Data processing for differential expression analysis was performed as follows: (i) missing value filtration and imputation; (ii) logarithmic transformation; and (iii) data normalization. Then, the differentially expressed proteins were identified by the Limma R package by calculating the adjusted p value and fold change value37. First, the group list was built, and a linear model fit was performed. Then, the p value of the protein was calculated by the empirical Bayes test. Adjusted p values were calculated by the Bonferroni‒Holm method to control for multiple comparisons. We determined differential protein expression based on a fold change > 0 and an adjusted p value < 0.05. More than 50 proteins were determined to be differentially expressed.

Integrative analysis of proteomic and transcriptomic data

In this study, 2,763 proteins were identified by mass spectrometry and 9,234 genes were detected by RNA sequencing.

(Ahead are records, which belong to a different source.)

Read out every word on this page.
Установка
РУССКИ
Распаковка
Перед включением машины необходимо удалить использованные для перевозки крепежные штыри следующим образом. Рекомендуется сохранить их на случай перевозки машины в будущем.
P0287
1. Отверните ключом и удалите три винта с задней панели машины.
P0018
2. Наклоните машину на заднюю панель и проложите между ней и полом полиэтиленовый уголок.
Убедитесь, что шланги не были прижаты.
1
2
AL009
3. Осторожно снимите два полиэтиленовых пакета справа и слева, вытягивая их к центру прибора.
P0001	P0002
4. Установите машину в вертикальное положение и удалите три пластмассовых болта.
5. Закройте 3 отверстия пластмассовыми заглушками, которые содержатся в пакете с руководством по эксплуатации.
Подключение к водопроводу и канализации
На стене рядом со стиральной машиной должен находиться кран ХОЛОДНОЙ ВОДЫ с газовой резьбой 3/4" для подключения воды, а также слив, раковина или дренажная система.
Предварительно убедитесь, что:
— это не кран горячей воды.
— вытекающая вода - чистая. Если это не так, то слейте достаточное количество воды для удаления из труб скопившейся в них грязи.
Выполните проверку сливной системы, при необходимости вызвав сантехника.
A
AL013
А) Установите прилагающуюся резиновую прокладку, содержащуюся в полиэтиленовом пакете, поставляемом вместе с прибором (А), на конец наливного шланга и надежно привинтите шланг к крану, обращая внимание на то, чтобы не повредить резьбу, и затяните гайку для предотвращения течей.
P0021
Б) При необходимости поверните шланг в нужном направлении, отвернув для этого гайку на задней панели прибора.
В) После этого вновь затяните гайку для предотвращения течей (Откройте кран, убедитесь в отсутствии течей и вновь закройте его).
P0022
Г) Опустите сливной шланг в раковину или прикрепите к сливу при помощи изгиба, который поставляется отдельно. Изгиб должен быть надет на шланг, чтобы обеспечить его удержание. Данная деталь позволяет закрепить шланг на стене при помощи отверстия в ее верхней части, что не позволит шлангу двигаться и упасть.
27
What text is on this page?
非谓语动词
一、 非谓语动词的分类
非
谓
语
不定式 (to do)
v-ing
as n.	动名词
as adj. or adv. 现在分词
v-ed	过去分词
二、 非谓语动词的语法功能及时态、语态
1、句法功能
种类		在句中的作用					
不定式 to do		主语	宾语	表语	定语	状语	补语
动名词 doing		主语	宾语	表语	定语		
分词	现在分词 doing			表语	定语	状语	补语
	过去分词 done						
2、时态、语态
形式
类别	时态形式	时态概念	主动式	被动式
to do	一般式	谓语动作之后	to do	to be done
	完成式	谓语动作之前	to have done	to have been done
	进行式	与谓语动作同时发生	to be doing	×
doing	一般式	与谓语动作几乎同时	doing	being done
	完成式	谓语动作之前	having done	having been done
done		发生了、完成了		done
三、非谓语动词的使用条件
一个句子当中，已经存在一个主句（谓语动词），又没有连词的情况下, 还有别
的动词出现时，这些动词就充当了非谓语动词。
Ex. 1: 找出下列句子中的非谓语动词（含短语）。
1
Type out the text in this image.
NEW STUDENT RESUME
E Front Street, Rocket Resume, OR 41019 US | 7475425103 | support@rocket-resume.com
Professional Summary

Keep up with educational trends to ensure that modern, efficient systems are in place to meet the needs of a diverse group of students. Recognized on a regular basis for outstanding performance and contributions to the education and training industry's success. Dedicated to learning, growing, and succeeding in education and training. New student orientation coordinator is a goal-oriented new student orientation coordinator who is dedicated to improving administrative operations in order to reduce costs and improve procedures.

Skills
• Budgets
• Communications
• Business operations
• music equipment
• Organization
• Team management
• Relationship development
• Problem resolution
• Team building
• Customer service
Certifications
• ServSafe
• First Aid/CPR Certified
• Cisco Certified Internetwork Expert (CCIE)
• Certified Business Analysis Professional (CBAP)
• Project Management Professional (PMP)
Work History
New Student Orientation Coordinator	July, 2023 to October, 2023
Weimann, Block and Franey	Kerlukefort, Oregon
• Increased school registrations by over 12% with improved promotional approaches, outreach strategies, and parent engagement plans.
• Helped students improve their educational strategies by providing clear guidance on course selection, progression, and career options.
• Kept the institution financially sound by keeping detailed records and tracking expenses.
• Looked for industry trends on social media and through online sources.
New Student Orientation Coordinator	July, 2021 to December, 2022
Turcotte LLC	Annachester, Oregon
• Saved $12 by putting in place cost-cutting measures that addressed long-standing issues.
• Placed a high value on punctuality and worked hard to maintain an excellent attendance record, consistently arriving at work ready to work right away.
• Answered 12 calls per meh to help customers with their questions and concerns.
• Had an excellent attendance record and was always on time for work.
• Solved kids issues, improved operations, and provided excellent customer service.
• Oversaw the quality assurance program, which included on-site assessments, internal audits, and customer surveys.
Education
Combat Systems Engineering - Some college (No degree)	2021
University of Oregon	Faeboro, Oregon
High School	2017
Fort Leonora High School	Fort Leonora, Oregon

We used three strategies to accomplish integrative analysis. First, based on proteomic data, more than 50 proteins were differentially expressed. DEGs in transcriptomic data were compared with this list to find the overlap. Figure 8a shows the expression profile of overlapping genes at their protein level. Second, according to the correspondences and discrepancies between RNA and protein expression, we classified overlapping genes into four clusters: (i) up-up (increased at both the RNA and protein level), (ii) up-down (increased at the RNA level, and decreased at the protein level), (iii) down-down (decreased at both the RNA level and protein level), (iv) down-up (decreased at the RNA level and increased at the protein level) (Fig. 8b–d). Third, DEPs and DEGs at their representative GO term enrichment also showed coverage (Fig. 8e). In the top 20 GO terms enrichment of DEPs, the cellular component was dominant (Fig. 8f), while in DEGs, the biological process was prominent (Fig. 8g). For overlapping genes, GO enrichment analysis revealed that enriched pathways highly related to the immune response and inflammatory factor regulation in the CAP_8 h group (Fig. 8h), CAP_16 h group (Fig. 8i), and CAP_24 h group (Fig. 8j)

Fig. 8
figure 8

Overlapping genes profiles and GO enrichment. (a) Expression profile of overlapping genes at the protein level. (b) Overlapping genes expression profile in the CAP_8 h vs Ctrl group. (c) Overlapping genes expression profile in the CAP_16 h vs Ctrl group. (d) Overlapping genes expression profile in the CAP_24 h vs Ctrl group. (e) Venn diagram of overlapping GO term enrichment of DEGs and DEPs. (f) GO term enrichment of DEPs. (j) GO term enrichment of DEGs. (h) GO term enrichment of overlapping genes in the CAP_8 h vs Ctrl group. (i) GO term enrichment of overlapping genes in the CAP_16 h vs Ctrl group. (j) GO term enrichment of overlapping genes in the CAP_24 h vs Ctrl group.